CD-R, Afe Records, 2007
Cría Cuervos is the solo project of Italian sound artist Eugenio Maggi. Having released several albums on a range of small European independent labels, Maggi releases “Vor Feuerschlünden” in an edition of just 100 professionally produced CD-R copies on AFE Records. Recorded entirely without synthesizers, this experimental electro-acoustic album consists of field recordings, self-programmed theta waves, shortwaves and software-generated sounds.
Comprised of just two tracks – the 21-minute title track and the 27-minute “Blutgebell” – “Vor Feuerschlünden” plays like two suited pieces of experimental electronic music as new sounds are added, layered, manipulated or deducted from the mix to transform the music as it progresses. The title track, for example, starts out very minimally, almost non-existent, but slowly and gradually forms an increasingly incessant chatter of layered noises and fuzzy drones resembling a descending plague of insects before becoming a huge wall of continuous hazy noise. “Blutgebell” also starts out very quietly with field recordings of insect sounds, birds and passing cars before the various chirps, calls and frog croaks are layered on top of each other and a low radiant drone reverberates menacingly in the background. By the eight-minute mark, the wildlife noises have subsided and the gentle undulation of layered drones and ghostly wails have taken their place. The feeling up to this point is that “Blutgebell” is the darker and more sinister of the two tracks, with a deliberately unnerving quality permeating it throughout. By the fourteen-minute mark, a constant theta wave tone oscillates almost hypnotically before increasing in density as “Vor Feuerschlünden” did before it, although not to such a massive scale, and dying out before getting too colossal. Instead, where “Vor Feuerschlünden” built more and more distorted layers, “Blutgebell” strips itself back down to the continuous hum of the theta wave, a discrete undulating drone and the gentle sound of running water slowly becoming more prominent as the track draws to a close.
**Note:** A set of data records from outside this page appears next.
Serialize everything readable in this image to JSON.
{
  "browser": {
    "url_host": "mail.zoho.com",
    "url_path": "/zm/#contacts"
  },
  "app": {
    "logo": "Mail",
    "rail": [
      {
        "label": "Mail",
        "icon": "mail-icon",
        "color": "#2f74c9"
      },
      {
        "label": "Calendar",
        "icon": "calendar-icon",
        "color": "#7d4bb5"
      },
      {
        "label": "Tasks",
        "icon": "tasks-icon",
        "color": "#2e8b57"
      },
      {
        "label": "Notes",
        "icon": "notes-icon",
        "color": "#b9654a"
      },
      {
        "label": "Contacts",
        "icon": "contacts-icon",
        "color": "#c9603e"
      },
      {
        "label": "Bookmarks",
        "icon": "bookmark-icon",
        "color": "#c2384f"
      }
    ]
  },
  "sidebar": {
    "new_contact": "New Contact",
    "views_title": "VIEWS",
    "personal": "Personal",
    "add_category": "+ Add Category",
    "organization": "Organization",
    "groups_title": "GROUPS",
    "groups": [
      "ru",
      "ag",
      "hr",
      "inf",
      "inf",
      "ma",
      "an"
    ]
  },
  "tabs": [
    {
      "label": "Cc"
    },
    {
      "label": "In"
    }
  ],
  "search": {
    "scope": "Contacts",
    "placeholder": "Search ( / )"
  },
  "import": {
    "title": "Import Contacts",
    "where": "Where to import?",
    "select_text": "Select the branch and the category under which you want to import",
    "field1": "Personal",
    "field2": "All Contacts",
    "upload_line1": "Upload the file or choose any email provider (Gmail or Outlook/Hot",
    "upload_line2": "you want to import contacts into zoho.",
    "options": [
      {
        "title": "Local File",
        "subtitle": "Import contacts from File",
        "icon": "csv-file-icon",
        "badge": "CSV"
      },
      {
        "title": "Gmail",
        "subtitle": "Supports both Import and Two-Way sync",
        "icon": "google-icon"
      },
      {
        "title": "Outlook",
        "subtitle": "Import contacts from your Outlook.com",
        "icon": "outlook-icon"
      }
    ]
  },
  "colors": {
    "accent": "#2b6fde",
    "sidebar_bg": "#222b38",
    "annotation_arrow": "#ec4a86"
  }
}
“Vor Feuerschlünden” is like listening to two variants of a concept; the title track builds and builds to the point of self destruction in a mass of distorted drones while “Blutgebell” is its dark ambient counterpart, building much more slowly and focussing more on disturbing imagery and tense atmosphere. Which of the two tracks you might prefer is down to individual taste, but if drone and electronic experimentation are your favoured genres, “Vor Feuerschlünden” is worth a closer look.